Today’s burn rate will engulf almost all the company’s cash by end of the year. Last year, Tesla torched about $4 billion, mostly to accelerate Model 3 production while delivering just a fraction of the initial projected volumes to show for it. Next year is not expected to be much better. Moody’s estimates that Tesla’s cash burn will reach $2.6 billion (defined as cash from operations minus capital expenditures).

Tesla says it can fund this out of sales. Analysts scoff.

What’s more, each time the company returns to the market for money, investors grow more jittery. Tesla already owes $10 billion (paywall) in long-term and convertible debt. Interest payments loom: $230 million will come due in November, followed by $920 million in March next year. “Based on the current liquidity position and expected cash burn,” states Moody’s, “Tesla will need to access meaningful additional capital over the near term, and into 2019 as well.” Unless Tesla starts selling many more cars, it will have precious little headroom left by the end of the year.

Investors have reasons to worry. Tesla’s current financial outlays are unsustainable. There is little reason to believe this will change, except for Musk’s assurances that Model 3 production will follow an S-curve: a slow ramp leading to exponential growth.

But he already appeared to walk back his commitment during a February earnings call, saying “we could be positive cash flow… in the third quarter… but we think it makes sense to invest in the Model Y.” He also told investors that “if we were to just level off [production], we could be cashflow positive right now.” This is a common refrain for Tesla: we could be profitable, but it makes sense to invest in production instead.

That may be true.
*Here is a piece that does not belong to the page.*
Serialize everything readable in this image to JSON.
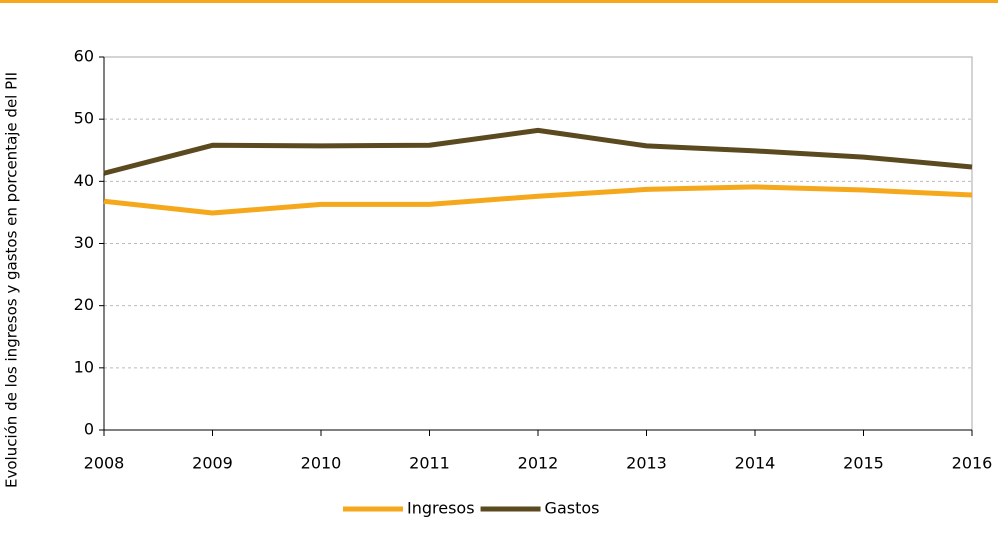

But “right now” always seems to be a few quarters into the future. As one former Tesla manager said (paywall), “If you didn’t know anything else about the company” aside from its recent financials, “you’d be like, ‘This company will go out of business.’” Many Wall Street investors are betting on just that.  There is nearly $10 billion worth of short positions on Tesla, the most in dollar terms for any US stock.

Musk has called such speculators “jerks who want us to die,” and took Wall Street analysts to task in April, arguing that forecasting Tesla’s future by extrapolating from its past was mistaken. “This has very frequently been why people have underestimated Tesla,” he told CBS.

Musk is right to claim Tesla is not like any other company. It is the only major US automaker built around electric vehicles. It is the first to transform itself into an energy company. It is the only one to emerge from Silicon Valley.

There’s a saying in the Valley: “You should never bet against Elon.” Yet Musk’s reputation for visionary moves does not free his company from the basic mathematics that has bankrupted many other forward-thinking companies before him. Bills must be paid. So far, investors have been willing to pay most of them. That will not last indefinitely. Every broken promise, and missed deadline, brings the day of reckoning closer for Tesla.